A newer version of this documentation is available.

View Latest

Timestamp-based Conflict Resolution

    Timestamp-based Conflict Resolution resolves conflicts by selecting the document with the most recent time stamp. In order to be able to perform this effectively it is essential that the time stamps created by each server are closely aligned.
    Timestamp based conflict resolution without the use of synchronized clocks is not supported.

    Time Synchronization

    Accurate time synchronization across all nodes in all XDCR clusters is a strong requirement for timestamp-based conflict resolution. Couchbase Server requires an external entity to synchronize the clocks among the nodes in the clusters such as NTP (Network Time Protocol) or other methods. For more information on using NTP to synchronize clocks, see Clock Sync with NTP.

    Even with time synchronization in place, it is expected that there may be small differences in the clocks between different nodes (time skew). You must also actively monitor this time skew between clusters to ensure that timestamp-based conflict resolution functions correctly. See Monitoring XDCR Timestamp-based Conflict Resolution for more details. To compensate for these small differences in time and to allow for updates that could theoretically be received on the same clock tick, Couchbase Server records time stamps using a Hybrid Logical Clock.

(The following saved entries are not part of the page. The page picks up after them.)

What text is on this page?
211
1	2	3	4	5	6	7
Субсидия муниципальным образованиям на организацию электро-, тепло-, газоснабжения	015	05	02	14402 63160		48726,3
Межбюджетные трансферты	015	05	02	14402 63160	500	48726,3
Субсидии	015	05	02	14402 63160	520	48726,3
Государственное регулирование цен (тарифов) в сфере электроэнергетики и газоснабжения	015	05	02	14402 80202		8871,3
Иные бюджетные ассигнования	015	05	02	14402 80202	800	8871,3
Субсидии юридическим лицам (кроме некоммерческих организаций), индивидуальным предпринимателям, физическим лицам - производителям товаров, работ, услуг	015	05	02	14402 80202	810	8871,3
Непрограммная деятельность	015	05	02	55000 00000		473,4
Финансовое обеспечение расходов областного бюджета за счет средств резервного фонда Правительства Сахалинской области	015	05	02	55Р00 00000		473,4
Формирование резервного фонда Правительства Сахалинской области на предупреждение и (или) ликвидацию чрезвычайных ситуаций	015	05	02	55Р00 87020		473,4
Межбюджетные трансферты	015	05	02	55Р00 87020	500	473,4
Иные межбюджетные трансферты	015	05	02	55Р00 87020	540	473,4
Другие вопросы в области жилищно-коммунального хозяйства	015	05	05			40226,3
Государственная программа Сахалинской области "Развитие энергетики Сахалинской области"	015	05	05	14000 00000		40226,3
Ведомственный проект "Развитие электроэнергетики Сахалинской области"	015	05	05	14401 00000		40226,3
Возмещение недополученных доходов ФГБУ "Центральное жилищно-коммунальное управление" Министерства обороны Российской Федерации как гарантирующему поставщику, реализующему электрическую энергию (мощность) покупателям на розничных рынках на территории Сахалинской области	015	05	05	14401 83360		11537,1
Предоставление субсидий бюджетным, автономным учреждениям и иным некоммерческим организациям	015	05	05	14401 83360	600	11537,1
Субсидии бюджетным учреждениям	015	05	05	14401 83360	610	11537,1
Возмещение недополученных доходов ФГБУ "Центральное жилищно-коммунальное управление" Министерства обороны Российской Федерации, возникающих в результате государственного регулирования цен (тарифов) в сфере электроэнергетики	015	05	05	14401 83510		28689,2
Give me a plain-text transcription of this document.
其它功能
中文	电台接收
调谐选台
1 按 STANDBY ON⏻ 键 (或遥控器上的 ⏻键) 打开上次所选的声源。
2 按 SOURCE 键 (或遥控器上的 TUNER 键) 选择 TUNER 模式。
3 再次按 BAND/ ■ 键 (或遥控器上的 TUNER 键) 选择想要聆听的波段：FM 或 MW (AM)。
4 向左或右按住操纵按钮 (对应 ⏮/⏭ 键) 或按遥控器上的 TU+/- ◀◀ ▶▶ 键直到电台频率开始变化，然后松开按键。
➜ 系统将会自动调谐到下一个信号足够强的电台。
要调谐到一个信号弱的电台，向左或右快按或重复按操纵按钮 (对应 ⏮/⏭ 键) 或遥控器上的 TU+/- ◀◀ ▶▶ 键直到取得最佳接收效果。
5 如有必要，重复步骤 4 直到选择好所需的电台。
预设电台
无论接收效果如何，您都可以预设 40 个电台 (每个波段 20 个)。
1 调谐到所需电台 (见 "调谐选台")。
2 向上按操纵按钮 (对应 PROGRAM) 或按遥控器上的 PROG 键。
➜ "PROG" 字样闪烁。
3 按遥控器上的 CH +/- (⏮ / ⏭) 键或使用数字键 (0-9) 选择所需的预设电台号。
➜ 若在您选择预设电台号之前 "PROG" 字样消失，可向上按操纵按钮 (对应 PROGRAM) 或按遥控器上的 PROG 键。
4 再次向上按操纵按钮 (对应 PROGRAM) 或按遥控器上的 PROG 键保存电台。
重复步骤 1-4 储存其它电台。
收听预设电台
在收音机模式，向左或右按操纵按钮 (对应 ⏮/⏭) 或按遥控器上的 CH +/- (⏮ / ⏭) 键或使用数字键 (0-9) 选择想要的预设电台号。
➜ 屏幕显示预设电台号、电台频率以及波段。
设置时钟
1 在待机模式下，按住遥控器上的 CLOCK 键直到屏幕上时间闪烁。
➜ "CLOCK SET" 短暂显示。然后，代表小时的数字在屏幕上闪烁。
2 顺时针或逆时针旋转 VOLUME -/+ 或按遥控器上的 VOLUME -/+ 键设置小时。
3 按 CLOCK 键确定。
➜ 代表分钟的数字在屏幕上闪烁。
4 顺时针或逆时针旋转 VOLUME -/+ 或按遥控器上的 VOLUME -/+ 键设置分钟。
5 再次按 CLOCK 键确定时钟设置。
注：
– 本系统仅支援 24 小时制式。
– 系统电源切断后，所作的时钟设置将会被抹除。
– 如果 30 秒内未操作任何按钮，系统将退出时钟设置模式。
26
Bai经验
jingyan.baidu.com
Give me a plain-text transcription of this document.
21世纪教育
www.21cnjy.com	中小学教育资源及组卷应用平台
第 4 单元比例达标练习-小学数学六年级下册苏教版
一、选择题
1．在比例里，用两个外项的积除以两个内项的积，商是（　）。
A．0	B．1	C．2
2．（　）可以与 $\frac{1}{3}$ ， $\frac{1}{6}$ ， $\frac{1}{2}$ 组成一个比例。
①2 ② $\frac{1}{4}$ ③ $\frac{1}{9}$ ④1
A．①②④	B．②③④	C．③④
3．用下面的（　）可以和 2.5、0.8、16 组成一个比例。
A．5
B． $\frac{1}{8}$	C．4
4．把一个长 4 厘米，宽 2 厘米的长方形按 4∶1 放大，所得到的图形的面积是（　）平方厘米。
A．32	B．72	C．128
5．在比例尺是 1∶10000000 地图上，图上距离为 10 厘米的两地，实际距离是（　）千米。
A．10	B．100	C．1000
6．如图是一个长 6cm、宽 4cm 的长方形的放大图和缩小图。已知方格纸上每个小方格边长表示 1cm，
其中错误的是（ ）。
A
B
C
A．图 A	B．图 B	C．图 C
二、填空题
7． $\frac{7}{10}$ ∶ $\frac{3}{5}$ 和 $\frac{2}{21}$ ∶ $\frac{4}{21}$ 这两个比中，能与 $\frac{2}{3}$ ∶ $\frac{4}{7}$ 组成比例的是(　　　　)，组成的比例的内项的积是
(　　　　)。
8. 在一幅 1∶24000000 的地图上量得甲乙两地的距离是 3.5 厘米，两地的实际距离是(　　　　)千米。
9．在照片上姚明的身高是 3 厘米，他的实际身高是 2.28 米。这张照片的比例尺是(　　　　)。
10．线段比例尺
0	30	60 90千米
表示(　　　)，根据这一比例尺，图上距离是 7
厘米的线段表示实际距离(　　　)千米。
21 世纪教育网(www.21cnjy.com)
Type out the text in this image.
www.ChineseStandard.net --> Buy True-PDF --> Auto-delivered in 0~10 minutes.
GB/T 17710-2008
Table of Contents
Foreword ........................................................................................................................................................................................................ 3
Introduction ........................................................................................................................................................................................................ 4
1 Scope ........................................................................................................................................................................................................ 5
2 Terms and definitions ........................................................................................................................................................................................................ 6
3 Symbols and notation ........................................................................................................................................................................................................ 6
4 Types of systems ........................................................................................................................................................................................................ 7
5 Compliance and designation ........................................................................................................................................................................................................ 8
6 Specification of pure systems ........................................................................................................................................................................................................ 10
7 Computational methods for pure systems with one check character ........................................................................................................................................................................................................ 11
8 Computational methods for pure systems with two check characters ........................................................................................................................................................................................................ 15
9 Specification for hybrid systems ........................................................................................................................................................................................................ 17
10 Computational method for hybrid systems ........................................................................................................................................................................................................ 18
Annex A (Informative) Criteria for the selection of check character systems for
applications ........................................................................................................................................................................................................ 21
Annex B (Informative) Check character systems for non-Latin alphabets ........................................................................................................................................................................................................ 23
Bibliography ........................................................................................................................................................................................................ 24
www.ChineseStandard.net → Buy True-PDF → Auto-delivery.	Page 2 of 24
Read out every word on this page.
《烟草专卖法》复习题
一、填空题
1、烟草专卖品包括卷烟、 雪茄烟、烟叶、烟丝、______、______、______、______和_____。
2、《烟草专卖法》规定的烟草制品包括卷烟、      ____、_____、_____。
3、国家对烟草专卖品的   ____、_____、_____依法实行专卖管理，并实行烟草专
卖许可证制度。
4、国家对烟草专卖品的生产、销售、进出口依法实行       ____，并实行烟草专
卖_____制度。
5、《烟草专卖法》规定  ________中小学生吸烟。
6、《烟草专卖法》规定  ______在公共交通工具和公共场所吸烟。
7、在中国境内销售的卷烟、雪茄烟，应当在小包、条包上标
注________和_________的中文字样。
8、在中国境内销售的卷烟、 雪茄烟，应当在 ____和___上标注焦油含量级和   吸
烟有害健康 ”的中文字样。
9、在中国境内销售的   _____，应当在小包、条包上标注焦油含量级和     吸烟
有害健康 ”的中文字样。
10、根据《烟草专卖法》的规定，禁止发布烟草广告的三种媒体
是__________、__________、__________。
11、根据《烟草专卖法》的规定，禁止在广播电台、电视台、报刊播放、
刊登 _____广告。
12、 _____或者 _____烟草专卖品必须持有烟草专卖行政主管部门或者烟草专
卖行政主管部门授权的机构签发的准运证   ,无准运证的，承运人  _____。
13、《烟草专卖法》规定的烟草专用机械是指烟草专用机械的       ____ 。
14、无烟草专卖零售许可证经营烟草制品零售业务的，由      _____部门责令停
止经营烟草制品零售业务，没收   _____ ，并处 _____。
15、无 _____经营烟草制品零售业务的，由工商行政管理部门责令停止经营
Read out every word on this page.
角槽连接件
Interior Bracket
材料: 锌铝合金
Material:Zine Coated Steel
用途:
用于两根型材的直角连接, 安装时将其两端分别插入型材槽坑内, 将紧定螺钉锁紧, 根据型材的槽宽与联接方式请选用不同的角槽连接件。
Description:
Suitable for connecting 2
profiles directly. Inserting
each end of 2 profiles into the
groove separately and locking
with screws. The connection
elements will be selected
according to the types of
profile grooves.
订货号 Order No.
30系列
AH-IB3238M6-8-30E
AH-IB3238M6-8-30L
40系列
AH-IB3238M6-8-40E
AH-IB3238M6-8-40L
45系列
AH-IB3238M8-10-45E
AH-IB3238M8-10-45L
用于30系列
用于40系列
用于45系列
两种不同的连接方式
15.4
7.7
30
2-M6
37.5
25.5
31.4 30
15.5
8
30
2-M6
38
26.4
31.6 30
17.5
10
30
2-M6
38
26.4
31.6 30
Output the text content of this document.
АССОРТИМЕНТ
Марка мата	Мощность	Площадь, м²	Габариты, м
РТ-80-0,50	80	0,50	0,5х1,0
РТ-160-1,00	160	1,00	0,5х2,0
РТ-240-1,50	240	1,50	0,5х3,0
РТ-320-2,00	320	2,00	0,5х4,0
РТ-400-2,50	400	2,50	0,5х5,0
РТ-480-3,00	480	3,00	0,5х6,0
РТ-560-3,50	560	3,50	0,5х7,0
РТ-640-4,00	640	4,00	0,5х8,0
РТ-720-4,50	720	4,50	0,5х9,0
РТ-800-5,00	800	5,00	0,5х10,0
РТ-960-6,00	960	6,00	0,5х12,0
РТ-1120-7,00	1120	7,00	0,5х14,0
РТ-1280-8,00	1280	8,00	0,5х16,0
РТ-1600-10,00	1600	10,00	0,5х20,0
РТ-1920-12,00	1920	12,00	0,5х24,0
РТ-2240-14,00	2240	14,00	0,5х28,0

    Failing to successfully synchronise clocks across nodes can result in document mutations incorrectly winning conflicts, which could lead to undesirable application behaviour.

    Use Cases Supported by Timestamp-based Conflict Resolution

    Only the following use cases are supported deployments for Timestamp-based conflict resolution. Other configurations must use Revision ID based conflict resolution.

    High Availability with Cluster Failover

    In this example, all database operations go to Datacenter A and are replicated via XDCR to Datacenter B. If the cluster located in Datacenter A fails then the application fails all traffic over to Datacenter B.

    timestamp clusterfailover

    Datacenter Locality

    In the geographic locality scenario, two active clusters operate on discrete sets of documents. This ensures no conflicts are generated during normal operation. A bi-directional XDCR relationship is configured to replicate their updates to each other. When one cluster fails, application traffic can be failed over to the remaining active cluster.

    timestamp datacenter locality

    Ensuring Safe Failover

    Timestamp-based conflict resolution requires that applications only allow traffic to the other Datacenter after the maximum of the following two time periods has elapsed:

    1. The replication latency between A and B. This allows any mutations in-flight to be received by Datacenter B.

    2. The absolute time skew between Datacenter A and Datacenter B. This ensures that any writes to Datacenter B occur after the last write to Datacenter A, after the calculated delay, at which point all database operations would go to Datacenter B.

    When availability is restored to Datacenter A, applications must observe the same time period before redirecting their traffic. For both of the use cases described above, using timestamp-based conflict resolution ensures that the most recent version of any document will be preserved.

    If you are unable to synchronize all clocks across clusters, you must at least know the absolute difference from the clock which each cluster is synchronized to, so that you can add an appropriate delay to your application in failover and failback scenarios.

    Working Example of Cluster Failover and Failback

    timestamp clusterfailover failback

    Consider the example in the diagram above:

    1. Datacenter A receives mutations (m1) from App1, App2 and App3.

    2. Datacenter A has an outage before the latest mutations (m1) can be replicated to datacenter B.

    3. App1, App2 and App3 then failover to Datacenter B and the user sees that there is data loss since the latest mutations (m1) were not replicated. This is unavoidable.

    4. App1, App2 and App3 then submit another set of mutations (m2) to Datacenter B.

    5. Once the outage in Datacenter A is resolved, App1, App2 and App3 fail back to Datacenter A after the calculated delay.

      If the applications did not wait for the safe period to finish before failing back then there is the possibility of further data loss due to clock skews and replication latency.
    6. At this point, the user still sees their latest mutations (m2) in Datacenter A, there is no further data loss.

    Hybrid Logical Clock

    A hybrid logical clock (HLC) is a combination of a physical clock and a logical clock.

    The physical clock is the time returned by the system, in nanoseconds. The logical clock is a counter, which increments when the physical clock yields a value that is smaller or equal to the currently stored physical clock value.

    The CAS of a document is used to store the hybrid logical clock timestamp. It is a 64-bit value, with the most significant 48 bits representing the physical clock and the least significant 16 bits representing the logical clock. Each mutation has its own hybrid logical clock timestamp.

    Here are some important properties of a hybrid logical clock:

    • A hybrid logical clock is monotonic through its use of a logical clock. This ensures that it does not suffer from the potential leap-back of a purely physical clock.

    • A hybrid logical clock captures the ordering of mutations.

    • A hybrid logical clock is close to physical time.